El taller de escritura que imparte Toni Tello, nos ha
permitido conocer a escritores que nos han inspirado con sus textos. Con motivo
del próximo 23 de abril os queremos hacer llegar estos relatos que como este de
"Una estrella colgada del techo", nos permiten acordarnos con
nostalgia de la infancia..
UNA ESTRELLA
COLGADA DEL TECHO
La papelería que estaba debajo de mi casa, en la
acera del bloque de viviendas en que vivía, se llamaba Pinocho. Hoy ya no
existe. Después de ver en el cine La guerra de las galaxias compré ahí un par
de cartulinas grandes y negras porque me propuse hacer una reproducción de la
Estrella de la Muerte, la nave espacial en que vivía Darth Vader. Realmente más
que una nave espacial venía a ser una especie de planeta artificial, con su
forma esférica y sus luces y sus sombras. Era una nave en la que podía haber
días y noches. Emitía, a la vez, una luz propia, que se dejaba ver a través de
sus vanos. Desde que dejé la adolescencia no he vuelto a ser seguidor de
aquella saga, pero entonces fui de los que se quedó deslumbrado por aquellos
combates estelares, y con mi amigo Carlos Lera dábamos vueltas a la idea de
fabricar reproducciones de naves espaciales y rodar un cortometraje de ciencia
ficción con ellas. Habría que colgar de hilo de pescar las nuevas naves y,
apagadas las luces de la habitación, conseguir efectos veraces. Carlos y yo
hablamos mucho de ello durante varias semanas, pero al final apenas llevamos
nada a la práctica. Por mi parte llegué a acabar mi versión de la Estrella de
la Muerte, que hasta que fui a la universidad se quedó acumulando polvo encima
de un armario. El caso es que aquella nave de cartulina pudo haber sido
ciertamente para mí la de la Muerte, porque me electrocuté una de las veces en
que traté de encenderla. Entró mi madre en mi habitación y me encontró
asustado, con la quemadura en los dedos que dejó mi breve e intenso viaje
intergaláctico, por así llamarlo.
Como no sabía hacer una esfera con cartulina,
hice un poliedro que la emulase. Con una aguja de mi madre fui después haciendo
filas de perforaciones, de modo que cuando la luz de una bombilla se encendiese
en el interior, pareciese una verdadera ciudad flotante. Utilicé diferentes
tonos de papel de celofán como filtros interiores de la luz. Una vez terminada,
la colgué de la lámpara de araña de mi habitación, bajé la persiana para que la
oscuridad fuese completa e introduje los cables en el enchufe. ¡Me pareció que
no había quedado nada mal! No sé si Carlos la llegó a ver, pero sí me acuerdo
de que a mi amigo Juan Manuel Martínez, una de las veces en que vino a casa,
también le produjo una gran impresión.
Lo cierto es que la ciencia ficción permitía evadirse a la velocidad de
la luz de la realidad en que entonces vivíamos. En la ciencia ficción no
existían los domingos. A oscuras, con la persiana y la puerta cerradas, aquel
astro artificial era lo único verdadero y visible, y mientras permanecía
tumbado en el suelo con la vista puesta en sus destellos era como estar
pilotando una nave a su alrededor. No importaba, realmente, que en la ficción
fuese la morada del hombre que encarnaba el mal, porque, de algún modo, a
nuestros ojos de entonces lo que nos rodeaba era peor. Quizá a los
norteamericanos la ciencia ficción les permitiese viajar a otros universos,
pero se puede decir que a nosotros adonde nos llevaba era a Norteamérica.

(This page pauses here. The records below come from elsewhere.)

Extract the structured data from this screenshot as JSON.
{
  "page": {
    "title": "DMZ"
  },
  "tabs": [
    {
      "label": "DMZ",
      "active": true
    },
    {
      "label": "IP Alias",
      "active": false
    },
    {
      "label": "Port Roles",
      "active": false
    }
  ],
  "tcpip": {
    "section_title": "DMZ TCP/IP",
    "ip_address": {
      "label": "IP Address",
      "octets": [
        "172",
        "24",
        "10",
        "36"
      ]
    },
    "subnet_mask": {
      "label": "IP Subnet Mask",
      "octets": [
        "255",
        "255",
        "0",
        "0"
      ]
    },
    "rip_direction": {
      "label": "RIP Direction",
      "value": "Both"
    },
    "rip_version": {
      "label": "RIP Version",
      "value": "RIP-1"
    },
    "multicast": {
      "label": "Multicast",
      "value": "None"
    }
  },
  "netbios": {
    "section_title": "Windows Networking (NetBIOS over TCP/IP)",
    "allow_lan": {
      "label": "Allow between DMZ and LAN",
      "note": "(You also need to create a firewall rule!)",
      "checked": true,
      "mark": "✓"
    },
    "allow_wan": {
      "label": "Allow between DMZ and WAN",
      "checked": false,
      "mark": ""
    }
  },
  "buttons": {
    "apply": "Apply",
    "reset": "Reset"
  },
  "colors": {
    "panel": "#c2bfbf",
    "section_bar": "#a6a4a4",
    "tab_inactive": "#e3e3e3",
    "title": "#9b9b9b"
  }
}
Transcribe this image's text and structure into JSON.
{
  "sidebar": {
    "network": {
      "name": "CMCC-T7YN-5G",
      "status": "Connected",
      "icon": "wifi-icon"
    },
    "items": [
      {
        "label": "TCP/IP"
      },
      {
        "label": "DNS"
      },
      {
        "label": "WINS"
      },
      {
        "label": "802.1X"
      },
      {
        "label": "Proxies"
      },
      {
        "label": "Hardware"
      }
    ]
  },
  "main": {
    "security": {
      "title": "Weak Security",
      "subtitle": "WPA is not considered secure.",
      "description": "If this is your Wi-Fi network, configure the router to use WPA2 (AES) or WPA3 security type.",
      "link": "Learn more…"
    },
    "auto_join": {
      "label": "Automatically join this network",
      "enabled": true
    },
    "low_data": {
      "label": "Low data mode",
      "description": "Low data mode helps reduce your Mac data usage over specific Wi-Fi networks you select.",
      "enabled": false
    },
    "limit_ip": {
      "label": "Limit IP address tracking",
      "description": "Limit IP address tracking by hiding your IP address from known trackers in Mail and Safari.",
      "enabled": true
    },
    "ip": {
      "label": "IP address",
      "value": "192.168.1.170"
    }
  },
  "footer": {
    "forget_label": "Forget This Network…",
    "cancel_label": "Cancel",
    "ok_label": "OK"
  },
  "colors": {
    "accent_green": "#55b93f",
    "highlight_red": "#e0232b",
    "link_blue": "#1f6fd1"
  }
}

Encender la luz del interruptor era regresar a la colcha de ganchillo que había
tejido mi abuela en el pueblo y a la moldura postiza de un armario comprado en
la tienda de muebles de nuestra pequeña ciudad.
Después de que recibiese la sacudida eléctrica
por manejar los cables en la oscuridad, mi Estrella de la Muerte fue a parar,
como ya he dicho, a lo alto de un armario. Ahí acabó aplastada por los libros
viejos de texto y otros juegos que dejé de usar, como mi microscopio. Sin duda,
fue ese microscopio el aparato al que más tiempo dediqué en esos años. Sobre el
armario, pues, quedaban en síntesis las dos dimensiones de una huida propia de
aquella edad: la de lo microscópico y la de los espacios estelares. Era como si
la escala real de las cosas no pudiese tener interés alguno. En casa de Carlos
compraban tartas los domingos, después de misa. Pasó mucho tiempo hasta que él
y yo dejásemos de concebir cascos de escafandras con las cajas articuladas
donde venían envueltas.
Me fui pronto de la casa de mis padres. Desde
entonces vivo, por así decirlo, en la Estrella de la Muerte, donde procuro que
mi corazón no se cierre a las fuerzas del bien.